Secrets of resiliency of our front office
How does a modern bank? There is a back office where various operations are carried out, accounts are kept and reporting. There is a middle office where decisions are made and risks are assessed, where credit risks are assessed and fraudsters are counteracted. And there is a front office where they serve customers and are responsible for their interaction with the bank through various channels.
Sberbank employs hundreds of systems of varying availability and reliability. It has its own development, and boxed solutions with varying degrees of customization, different SLA. All systems are integrated with each other in a huge number of ways. In this post we will describe how the whole front-end anthill is assembled in such a way as to provide uninterrupted customer service.
Let's start with the theory. The key principles on which a fault-tolerant system is built can be borrowed from a submarine:
We illustrate the first principle with an example from our practice. We had a distributed cache system. And once under load, one of the cache data nodes failed. No problem: the controller redistributed the data to the remaining nodes to maintain the necessary replication. But as a result of the redistribution, network traffic jumped and packets began to be lost - including service cache traffic. At one point, the controller decided that another data node failed, redistributed the data again, the traffic increased ... As a result, in less than a minute the system went down completely. Fortunately, it was on the load circuit and no one was hurt. But we spent a lot of time searching for the cause.
It can be argued that with clustered databases and high-end servers this does not happen - there is a built-in redundancy at the hardware level. To quote Werner Vogels, Amazon CTO: "Everything fails all the time." Both the database clusters and the high-end server fell down. Falling due to configuration errors, due to problems in the management software. With the solution of each problem, our confidence in such solutions decreased. As a result, we came to the conclusion: only those systems that are divided into parts independent from each other — first of all, independent in control, do not fail.

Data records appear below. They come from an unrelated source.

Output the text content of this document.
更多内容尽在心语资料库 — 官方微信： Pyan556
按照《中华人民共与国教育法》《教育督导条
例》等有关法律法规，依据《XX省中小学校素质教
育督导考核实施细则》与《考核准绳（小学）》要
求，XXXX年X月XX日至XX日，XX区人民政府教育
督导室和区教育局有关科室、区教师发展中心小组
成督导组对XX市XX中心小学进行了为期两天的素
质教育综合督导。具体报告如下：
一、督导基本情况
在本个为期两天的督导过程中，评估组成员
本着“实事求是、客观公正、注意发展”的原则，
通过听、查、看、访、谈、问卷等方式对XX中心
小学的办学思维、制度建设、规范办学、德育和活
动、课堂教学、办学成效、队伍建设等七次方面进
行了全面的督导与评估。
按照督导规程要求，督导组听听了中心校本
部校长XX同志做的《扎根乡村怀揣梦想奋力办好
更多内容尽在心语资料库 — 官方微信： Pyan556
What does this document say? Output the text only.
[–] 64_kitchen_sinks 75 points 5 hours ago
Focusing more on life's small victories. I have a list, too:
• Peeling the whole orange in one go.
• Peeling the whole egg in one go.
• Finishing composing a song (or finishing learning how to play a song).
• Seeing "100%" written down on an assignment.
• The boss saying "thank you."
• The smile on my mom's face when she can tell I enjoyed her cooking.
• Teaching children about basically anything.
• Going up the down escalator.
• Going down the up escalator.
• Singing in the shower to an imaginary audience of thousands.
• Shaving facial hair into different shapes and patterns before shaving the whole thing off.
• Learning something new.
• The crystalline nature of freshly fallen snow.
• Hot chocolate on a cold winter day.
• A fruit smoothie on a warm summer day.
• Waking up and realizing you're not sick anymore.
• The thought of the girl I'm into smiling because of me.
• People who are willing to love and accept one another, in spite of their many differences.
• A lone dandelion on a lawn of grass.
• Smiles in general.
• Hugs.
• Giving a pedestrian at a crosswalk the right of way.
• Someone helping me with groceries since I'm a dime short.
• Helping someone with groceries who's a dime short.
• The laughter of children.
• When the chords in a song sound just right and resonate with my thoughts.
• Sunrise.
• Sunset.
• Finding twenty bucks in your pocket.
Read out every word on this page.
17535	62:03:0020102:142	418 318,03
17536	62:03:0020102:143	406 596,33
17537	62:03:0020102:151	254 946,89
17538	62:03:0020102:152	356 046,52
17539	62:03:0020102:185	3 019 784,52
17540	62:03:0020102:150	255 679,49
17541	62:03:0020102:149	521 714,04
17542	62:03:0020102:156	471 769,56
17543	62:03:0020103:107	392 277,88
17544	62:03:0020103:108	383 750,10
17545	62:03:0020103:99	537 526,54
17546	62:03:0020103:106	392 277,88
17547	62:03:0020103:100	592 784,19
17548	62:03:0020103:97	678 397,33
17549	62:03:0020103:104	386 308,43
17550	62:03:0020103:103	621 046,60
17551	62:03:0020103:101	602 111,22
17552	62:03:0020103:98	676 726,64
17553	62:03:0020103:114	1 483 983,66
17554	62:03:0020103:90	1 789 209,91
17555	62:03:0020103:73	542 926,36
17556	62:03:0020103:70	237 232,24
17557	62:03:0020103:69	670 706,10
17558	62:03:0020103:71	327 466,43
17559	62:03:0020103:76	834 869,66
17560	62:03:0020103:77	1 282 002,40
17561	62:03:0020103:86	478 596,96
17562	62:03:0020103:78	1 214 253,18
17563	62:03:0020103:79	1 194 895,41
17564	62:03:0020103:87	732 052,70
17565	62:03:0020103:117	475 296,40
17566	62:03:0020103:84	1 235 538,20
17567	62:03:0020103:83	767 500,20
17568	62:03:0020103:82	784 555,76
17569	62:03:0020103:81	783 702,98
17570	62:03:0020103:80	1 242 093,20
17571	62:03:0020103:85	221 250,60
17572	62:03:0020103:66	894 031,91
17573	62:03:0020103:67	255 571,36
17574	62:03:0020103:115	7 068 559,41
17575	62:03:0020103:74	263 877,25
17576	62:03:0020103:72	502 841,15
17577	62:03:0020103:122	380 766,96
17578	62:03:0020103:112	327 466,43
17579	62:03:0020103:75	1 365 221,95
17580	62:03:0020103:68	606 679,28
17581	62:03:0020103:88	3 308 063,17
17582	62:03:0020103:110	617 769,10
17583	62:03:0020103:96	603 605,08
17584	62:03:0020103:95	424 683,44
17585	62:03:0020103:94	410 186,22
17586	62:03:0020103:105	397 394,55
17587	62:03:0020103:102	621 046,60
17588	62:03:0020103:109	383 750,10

The solution to the problems for us was a multi-block architecture. In it, all hardware components, including databases, are divided into loosely coupled, almost independent blocks. Each unit serves a portion of clients, as when shardirovanii in databases. Nodes within each block are reserved at all levels, including geo-reservation. Any problem in one unit does not affect the others. With the increase in the number of customers, we can easily add new blocks and continue working normally.
The overall architecture of the block. All blocks are reserved according to the 2N scheme. Each data center has a productive load balancer. Data centers are connected by 2-3 independent communication channels.
Servers are divided into five types of blocks:
Within each block, the application server and the web server are divided by service channels, but the databases are shared. So we can isolate the most common failure scenarios so that they do not go beyond the limits of their channel.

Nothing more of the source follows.